Suzie: “Are you breathing?”

Sunny: “Just a sound effect. I thought you’d like it. I can stop.”

Suzie: “No. I like it.”

Now, Sunny was introduced to us, and to Suzie, as primed for Suzie as her user. There are lingering questions as to whether Masa himself was part if not of Sunny’s overall development and design, then at least of its optimization and personalization for Suzie. In this moment, though, it is not a third party, but Sunny itself/herself who is doing the interpersonal-alignment fine-tuning: adjusting tone to match the needs of not just her interlocutor but, for all intents and purposes, her owner. (The character is voiced by Joanna Sotomura.) It says something about their interaction that Sunny can employ a term as purely functional as “sound effect” without negating the realism of its/her own seeming humanity. 

. . .

VOICE ACTIVATED
On the topic of voice, technology, and culture — more items:

▰ AI Tolerance: There’s an actual robot bartender — combining, as it were, two of Sunny’s characters — by a company called Cecilia.ai

▰ Chat Trick: The in-the-works higher-end Alexa, called Remarkable Alexa, may be in jeopardy if it can’t deliver results. 
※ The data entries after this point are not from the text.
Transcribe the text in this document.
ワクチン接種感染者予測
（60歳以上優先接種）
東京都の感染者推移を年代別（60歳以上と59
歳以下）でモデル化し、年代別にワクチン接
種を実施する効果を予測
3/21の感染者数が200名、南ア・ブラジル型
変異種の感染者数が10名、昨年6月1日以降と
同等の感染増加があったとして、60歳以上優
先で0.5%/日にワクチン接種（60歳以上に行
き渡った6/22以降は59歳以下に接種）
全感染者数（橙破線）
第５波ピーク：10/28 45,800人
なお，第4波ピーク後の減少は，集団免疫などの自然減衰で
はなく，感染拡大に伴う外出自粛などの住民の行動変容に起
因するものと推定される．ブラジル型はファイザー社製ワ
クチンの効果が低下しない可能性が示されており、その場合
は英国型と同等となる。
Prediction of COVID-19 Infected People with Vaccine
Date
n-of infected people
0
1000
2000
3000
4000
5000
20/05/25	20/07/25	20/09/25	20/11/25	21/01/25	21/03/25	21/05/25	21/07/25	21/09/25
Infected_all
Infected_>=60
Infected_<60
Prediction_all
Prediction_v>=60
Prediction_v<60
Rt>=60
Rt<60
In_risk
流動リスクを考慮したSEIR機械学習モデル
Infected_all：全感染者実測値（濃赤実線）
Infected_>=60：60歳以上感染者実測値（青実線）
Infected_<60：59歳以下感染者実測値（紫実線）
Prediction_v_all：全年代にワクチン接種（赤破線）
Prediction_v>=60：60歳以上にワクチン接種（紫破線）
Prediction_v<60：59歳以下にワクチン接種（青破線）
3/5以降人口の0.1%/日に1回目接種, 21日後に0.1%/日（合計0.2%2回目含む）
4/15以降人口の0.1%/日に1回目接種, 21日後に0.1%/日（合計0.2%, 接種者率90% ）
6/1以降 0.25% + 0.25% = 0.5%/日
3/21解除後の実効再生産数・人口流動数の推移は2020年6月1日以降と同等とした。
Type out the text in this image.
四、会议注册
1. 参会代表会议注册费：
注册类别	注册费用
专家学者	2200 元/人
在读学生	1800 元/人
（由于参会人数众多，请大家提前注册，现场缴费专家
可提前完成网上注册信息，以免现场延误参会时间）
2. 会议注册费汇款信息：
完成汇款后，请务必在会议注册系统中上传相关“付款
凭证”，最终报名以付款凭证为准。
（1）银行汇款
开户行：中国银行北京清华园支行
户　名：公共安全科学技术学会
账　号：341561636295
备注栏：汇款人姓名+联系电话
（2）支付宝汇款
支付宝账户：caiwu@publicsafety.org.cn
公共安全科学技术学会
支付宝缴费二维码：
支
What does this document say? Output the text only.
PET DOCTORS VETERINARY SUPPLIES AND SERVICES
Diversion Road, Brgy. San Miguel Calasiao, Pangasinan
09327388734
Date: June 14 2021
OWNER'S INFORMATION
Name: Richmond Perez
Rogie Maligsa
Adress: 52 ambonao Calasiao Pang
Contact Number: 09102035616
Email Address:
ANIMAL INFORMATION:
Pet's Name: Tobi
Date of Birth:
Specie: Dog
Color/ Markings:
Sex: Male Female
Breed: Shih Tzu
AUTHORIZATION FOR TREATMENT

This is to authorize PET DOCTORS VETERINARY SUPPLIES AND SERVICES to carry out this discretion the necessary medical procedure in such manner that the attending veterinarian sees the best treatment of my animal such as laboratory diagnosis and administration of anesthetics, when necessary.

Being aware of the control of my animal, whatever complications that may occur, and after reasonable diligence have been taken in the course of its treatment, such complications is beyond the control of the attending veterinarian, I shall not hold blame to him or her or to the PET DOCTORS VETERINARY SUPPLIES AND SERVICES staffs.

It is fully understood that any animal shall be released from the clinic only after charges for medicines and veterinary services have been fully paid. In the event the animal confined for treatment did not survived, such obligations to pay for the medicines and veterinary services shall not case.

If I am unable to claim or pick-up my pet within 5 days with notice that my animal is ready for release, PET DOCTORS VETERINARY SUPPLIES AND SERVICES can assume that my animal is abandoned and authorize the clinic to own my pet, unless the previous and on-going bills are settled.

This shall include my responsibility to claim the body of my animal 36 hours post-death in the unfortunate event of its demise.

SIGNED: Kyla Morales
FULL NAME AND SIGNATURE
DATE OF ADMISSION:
▰ On Background: Google’s Gemini assistant/service/chatbot may have an always-on mode, stoking privacy concerns, based on a peek at the underlying code that revealed “a string that mentions a ‘background_mode.’”

▰ Speaker Box: The Mayo Clinic reports the “first known successful total larynx transplant.”

▰ Logic Branch: Mat Eric Hart wonders What Sounds Do Trees Make? — opening with a quote from Richard Powers’ novel The Overstory: “they speak on frequencies too low for people to hear.”